Dari semua uraian diatas, berdasarkan indikator-indikator kemampuan pemecahan masalah terlihat bahwa kemampuan pemecahan masalah matematik siswa yang diajar menggunakan model pembelajaran Treffinger lebih tinggi dibandingkan siswa yang diajar menggunakan pembelajaran konvensional. Pada siswa kelas eksperimen yang pembelajarannya menggunakan model pembelajaran Treffinger pada umumnya lebih mengutamakan proses penyelesaian menggunakan tahapan pemecahan masalah. Sedangkan siswa yang diajar menggunakan pembelajaran konvensional cenderung mengerjakan soal dengan mengutamakan hasil akhir tanpa melalui proses tahapan pemecahan masalah.
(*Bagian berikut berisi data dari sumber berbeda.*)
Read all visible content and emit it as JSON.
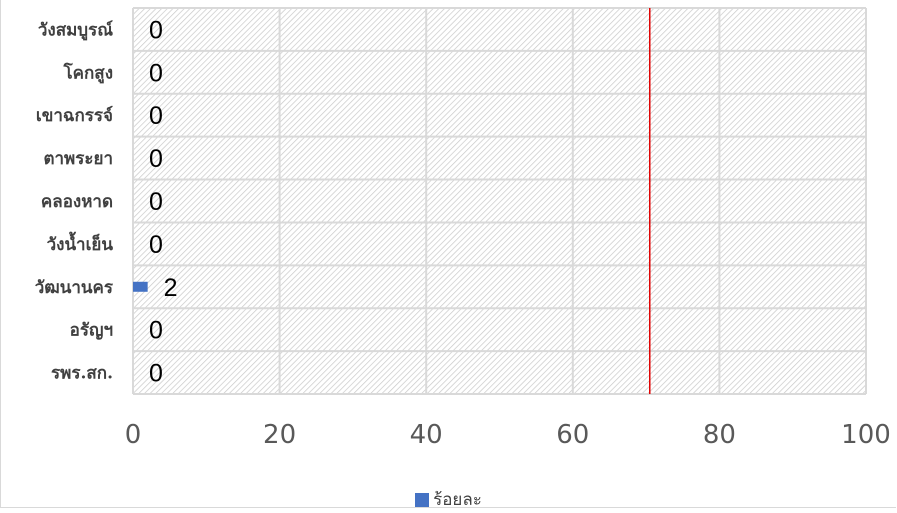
{
  "chart_data": {
    "type": "bar",
    "orientation": "horizontal",
    "categories": [
      "วังสมบูรณ์",
      "โคกสูง",
      "เขาฉกรรจ์",
      "ตาพระยา",
      "คลองหาด",
      "วังน้ำเย็น",
      "วัฒนานคร",
      "อรัญฯ",
      "รพร.สก."
    ],
    "series": [
      {
        "name": "ร้อยละ",
        "values": [
          0,
          0,
          0,
          0,
          0,
          0,
          2,
          0,
          0
        ],
        "color": "#4472c4"
      }
    ],
    "data_labels": [
      "0",
      "0",
      "0",
      "0",
      "0",
      "0",
      "2",
      "0",
      "0"
    ],
    "x_ticks": [
      "0",
      "20",
      "40",
      "60",
      "80",
      "100"
    ],
    "xlim": [
      0,
      100
    ],
    "target_line": {
      "value": 70.5,
      "color": "#e00000"
    },
    "grid": true,
    "plot_background": "hatched",
    "legend_position": "bottom"
  }
}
Ditinjau dari indikator kemampuan pemecahan masalah, tampak bahwa indikator yang paling rendah dicapai siswa adalah menjelaskan hasil dan memeriksa kebenaran hasil. Siswa tidak terbiasa melakukan hal ini sehingga mereka seringkali melakukan kesalahan-kesalahan, seperti tidak menuliskan satuan, salah

menjumlahkan atau mengalikan, tidak melihat kembali apa yang ditanyakan, dan beberapa kesalahan lain yang sebenarnya dapat dihindari jika mereka memeriksa kembali jawaban mereka. Hal ini didukung oleh hasil penelitian Tia Agnesa dengan judul “Peningkatan Kemampuan Pemecahan Masalah Matematis Siswa SMP Melalui Pembelajaran Berbasis Masalah Open-Ended” yang melaporkan bahwa indikator kemampuan pemecahan masalah yang paling rendah dicapai siswa adalah memeriksa kembali (looking back). Siswa tidak terbiasa memeriksa kembali jawaban mereka sehingga terdapat kesalahan-kesalahan sederhana seperti tidak menuliskan satuan yang menyebabkan kehilangan point dalam menjawab soal-soal yang diajukan.
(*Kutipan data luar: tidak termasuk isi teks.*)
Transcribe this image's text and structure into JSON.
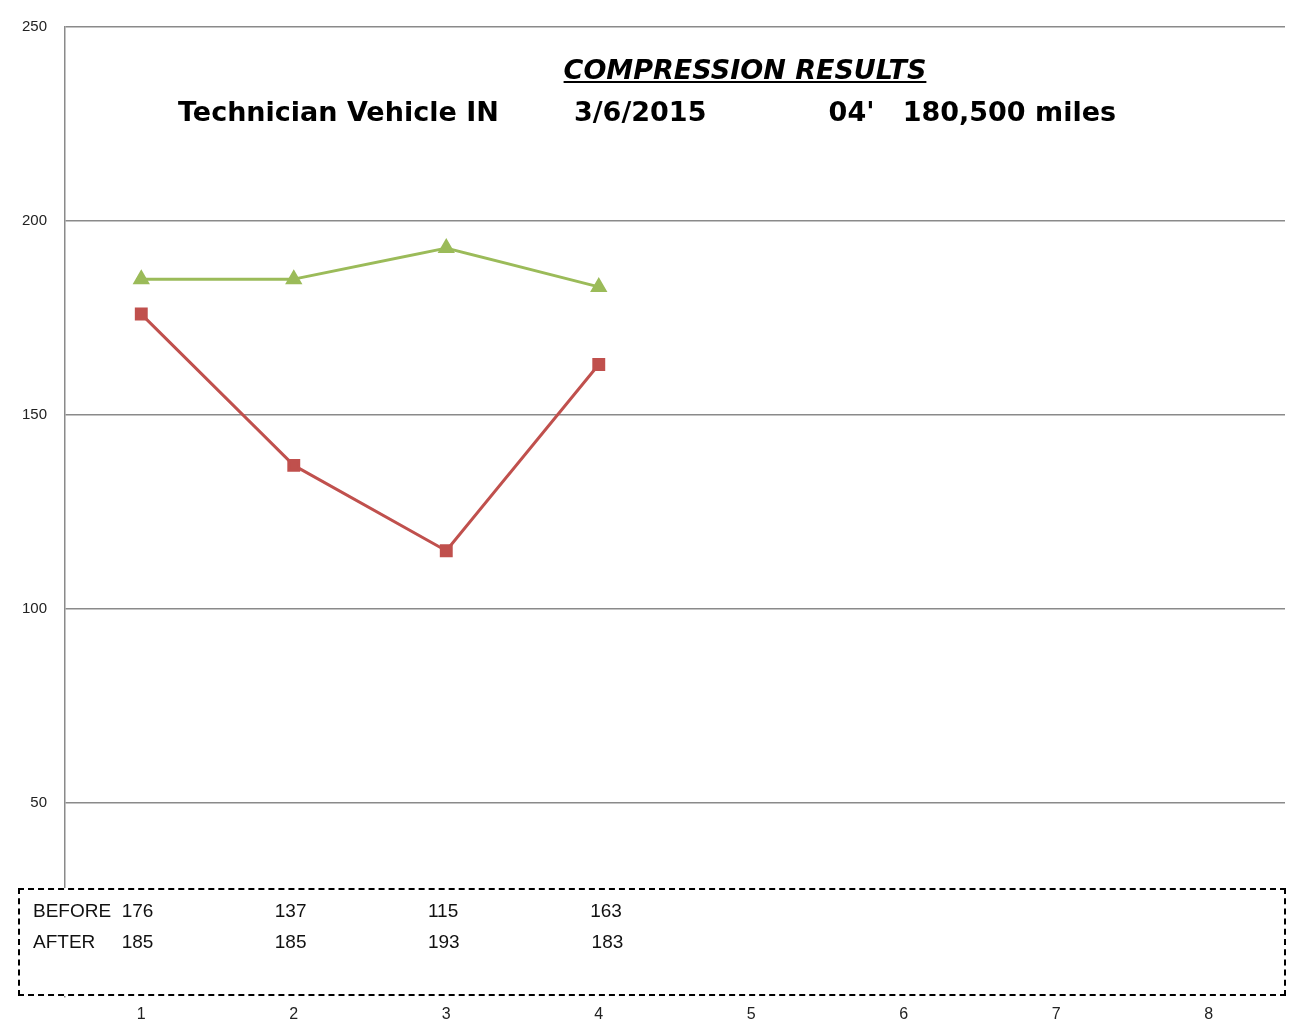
{
  "chart_data": {
    "type": "line",
    "title": "COMPRESSION RESULTS",
    "subtitle": "Technician Vehicle IN        3/6/2015             04'   180,500 miles",
    "categories": [
      "1",
      "2",
      "3",
      "4",
      "5",
      "6",
      "7",
      "8"
    ],
    "series": [
      {
        "color": "#c0504d",
        "marker": "square",
        "values": [
          176,
          137,
          115,
          163,
          null,
          null,
          null,
          null
        ]
      },
      {
        "color": "#9bbb59",
        "marker": "triangle",
        "values": [
          185,
          185,
          193,
          183,
          null,
          null,
          null,
          null
        ]
      }
    ],
    "annotations": [
      "BEFORE  176                       137                       115                         163",
      "AFTER     185                       185                       193                         183"
    ],
    "ylim": [
      0,
      250
    ],
    "yticks": [
      50,
      100,
      150,
      200,
      250
    ],
    "grid": "y",
    "legend": false,
    "line_style": "solid"
  }
}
Dengan menggunakan model pembelajaran Treffinger siswa lebih percaya diri dalam mengungapkan gagasannya saat pembelajaran berlangsung dan siswa lebih bersemangat sehingga mampu meningkatkan kemampuan pemecahan masalah matematik. Oleh karena itu, terlihat bahwa model pembelajaran Treffinger yang diterapkan selama proses pembelajaran matematika memberikan pengaruh positif terhadap kemampuan pemecahan masalah matematik siswa. Hal ini didukung oleh hasil penelitian Imas Teti Rohaeti (2013) dengan judul “Penerapan Model Treffinger pada Pembelajaran Matematika untuk Meningkatkan Kemampuan Berpikir Kreatif Siswa SMP”. Melaporkan bahwa kemampuan berpikir kreatif siswa yang memperoleh pembelajaran matematika dengan model pembelajaran Treffinger lebih tinggi daripada siswa yang memperoleh pembelajaran konvensional, serta siswa memberikan sikap positif terhadap model Treffinger pada pembelajaran matematika. Begitupun hasil penelitian Dwi Retnowati (2012) mengungkapkan bahwa model pembelajaran Treffinger dapat meningkatkan kemampuan pemahaman konsep dan disposisi matematis siswa. Kemampuan pemahaman konsep dan disposisi matematis siswa sebelum tindakan masih rendah, namun setelah dilakukan tindakan mulai mengalami peningkatan. Kemampuan mengaplikasikan konsep atau logaritma dalam pemecahan masalah mulai terlihat saat siswa menyelesaikan masalah terbuka, soal diskusi dan membuat pertanyaan serta menyelesaikannya secara mandiri. Pada tahap I sampai III siswa terbiasa mengerjakan berbagai bentuk soal

sehingga kemampuan mengaplikasikan konsep dalam pemecahan masalah meningkat. Tiga tahapan pada model Treffinger juga mampu menciptakan pembelajaran aktif yang berpusat pada siswa.